Amplification de la lutte biologique contre la mouche des fruits dans les agroécosystèmes de l’ouest du Burkina Faso
Ceci est une étude intitulée « Amplification de la lutte biologique contre la mouche des fruits dans les agroécosystèmes de l’ouest du Burkina Faso » de Parfait K. TAPSOBA (Université d’Abomey-Calavi – Bénin), Félix OUÉDRAOGO, (INSS/CNRST Ouagadougou – BF), Boundia A. THIOMBIANO, Patrice TOE (Université Nazi Boni de Bobo Dioulasso – B.F), Madeleine KABORE/KONKOBO (INSS/CNRST Ouagadougou – BF) [email protected].
Introduction
En Afrique de l’Ouest, le poids économique des dégâts causés par la mouche des fruits (Diptera tephritidae) s’accroît aussi bien au niveau des manguiers de case que des vergers de petits producteurs ou à vocation industrielle. L’introduction et la dispersion d’une espèce de mouche (Bactrocera invadens) découverte en Afrique de l’Ouest par l’Institut International d’Agriculture Tropical (IITA) au Bénin en 2004, pourrait remettre en question les succès commerciaux engrangés récemment par cette filière. Sur les douze (12) espèces de Diptera tephritidae, l’on considère que les plus nuisibles sont Ceratitis cosyra et Bactrocera invadens (CTA, 2007, p.4). L’impact des dégâts engendrés par la mouche des fruits au sein de la filière mangue au Burkina Faso est particulièrement ressenti au niveau des exportateurs de la mangue fraîche. En effet, l’exportation de mangues fraîches vers les pays de l’Union européenne est la seconde activité pourvoyeuse de revenus au sein de la filière mangue après le séchage. En 2016, la mangue fraîche a généré environ un quart du chiffre d’affaires total de la filière, avec un chiffre d’affaires de 4 329 453 400 FCFA contre 18 732 400 000 pour la filière (APROMAB, 2016). Par ailleurs, les mouches des fruits étant classées « insectes de quarantaine », aucun fruit piqué renfermant une larve ne peut être exporté sous peine du rejet et de la destruction totale du lot de mangues par les services phytosanitaires européens (CTA, 2007, p.9). Chaque année, à cause de ces insectes, des containers entiers en provenance du Burkina Faso sont interceptés, saisis et détruits par incinération dans les ports et aéroports européens, causant un grave préjudice économique aux exportateurs (TAPSOBA, P, K.et al, 2023). En sus, une augmentation du nombre d’interceptions pourrait conduire simplement à une suspension des importations de mangue provenant du Burkina Faso au niveau de l’Union européenne, comme cela a été le cas de l’Inde et de la Thaïlande en 2014 (CNUCED, 2016, p.52).
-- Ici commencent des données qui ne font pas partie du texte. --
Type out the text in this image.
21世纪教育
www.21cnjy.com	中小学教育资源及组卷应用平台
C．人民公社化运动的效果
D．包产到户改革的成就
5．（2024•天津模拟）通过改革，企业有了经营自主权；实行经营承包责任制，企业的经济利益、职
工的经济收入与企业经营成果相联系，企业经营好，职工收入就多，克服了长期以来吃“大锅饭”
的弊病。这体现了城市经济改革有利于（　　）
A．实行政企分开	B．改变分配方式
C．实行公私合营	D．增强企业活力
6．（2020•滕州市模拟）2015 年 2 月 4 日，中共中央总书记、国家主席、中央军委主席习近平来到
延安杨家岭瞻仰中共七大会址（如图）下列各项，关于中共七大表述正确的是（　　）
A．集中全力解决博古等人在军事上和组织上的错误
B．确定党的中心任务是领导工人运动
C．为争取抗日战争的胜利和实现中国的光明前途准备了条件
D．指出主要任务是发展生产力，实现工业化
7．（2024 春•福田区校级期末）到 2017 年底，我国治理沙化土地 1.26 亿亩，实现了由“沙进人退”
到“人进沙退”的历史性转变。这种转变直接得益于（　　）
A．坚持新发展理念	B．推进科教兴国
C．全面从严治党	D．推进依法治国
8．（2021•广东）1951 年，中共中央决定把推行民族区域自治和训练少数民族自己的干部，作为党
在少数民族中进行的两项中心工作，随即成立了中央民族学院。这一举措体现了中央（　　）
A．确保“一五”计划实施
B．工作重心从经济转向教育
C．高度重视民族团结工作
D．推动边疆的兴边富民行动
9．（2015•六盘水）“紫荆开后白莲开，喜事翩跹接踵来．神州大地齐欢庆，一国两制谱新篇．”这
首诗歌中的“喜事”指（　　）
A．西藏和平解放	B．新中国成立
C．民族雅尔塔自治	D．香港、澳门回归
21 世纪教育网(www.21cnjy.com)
Face à cette menace, plusieurs actions ont été menées afin de venir à bout de ces mouches inféodées aux manguiers dans l’ouest du Burkina Faso. Les mouches des fruits disposent d’une gamme de plantes hôtes variée jusque-là peu connue au Burkina Faso. Les attaques de la mangue par ces insectes constituent un fléau au niveau national. De plus, comme le mentionne la Direction de l’Agriculture et du Développement Rural (DADR) de la commission de la communauté économique des États de l’Afrique de l’Ouest (CEDEAO), “La mouche ne connaît pas de frontières. C’est ce qui explique l’orientation en faveur d’une action coordonnée, concertée et régionale”. Ainsi, au niveau sous-régional, la (CEDEAO) et ses états membres se mobilisent et conjuguent leurs efforts pour diminuer les pertes causées par les mouches des fruits et pour accroître les revenus des producteurs de fruits et légumes à travers un Plan régional de Lutte et de contrôle des Mouches des Fruits en Afrique de l’Ouest (PLMF). Dans le cadre de la mise en application de ce plan régional, plusieurs techniques de luttes intégrées contre les mouches des fruits ont été proposées aux producteurs. Face à ces constats, une question se dégage : quelles sont les opportunités de mise en échelle de la lutte biologique contre les mouches de fruits inféodées aux manguiers à l’Ouest du Burkina Faso ? Cette étude part de l’hypothèse selon laquelle dans la région ouest du Burkina Faso, et dans le cadre du plan régional de lutte contre la mouche des fruits, les actions de vulgarisation des méthodes de lutte en général et particulièrement le « Success appat » et le Timaye, ont trouvées éco auprès des producteurs et que de ce fait, ils existeraient des opportunités d’amplifier l’adoption et la dissémination de ces deux biopesticides dans cette région.
I- Matériel et méthodes
1.1. Cadre géographique
La présente étude est menée dans trois localités du Burkina Faso à savoir les provinces du Houet et du Kénédougou (région des Hauts bassins) et la province de la Comoé (région des Cascades) (Fig. 1).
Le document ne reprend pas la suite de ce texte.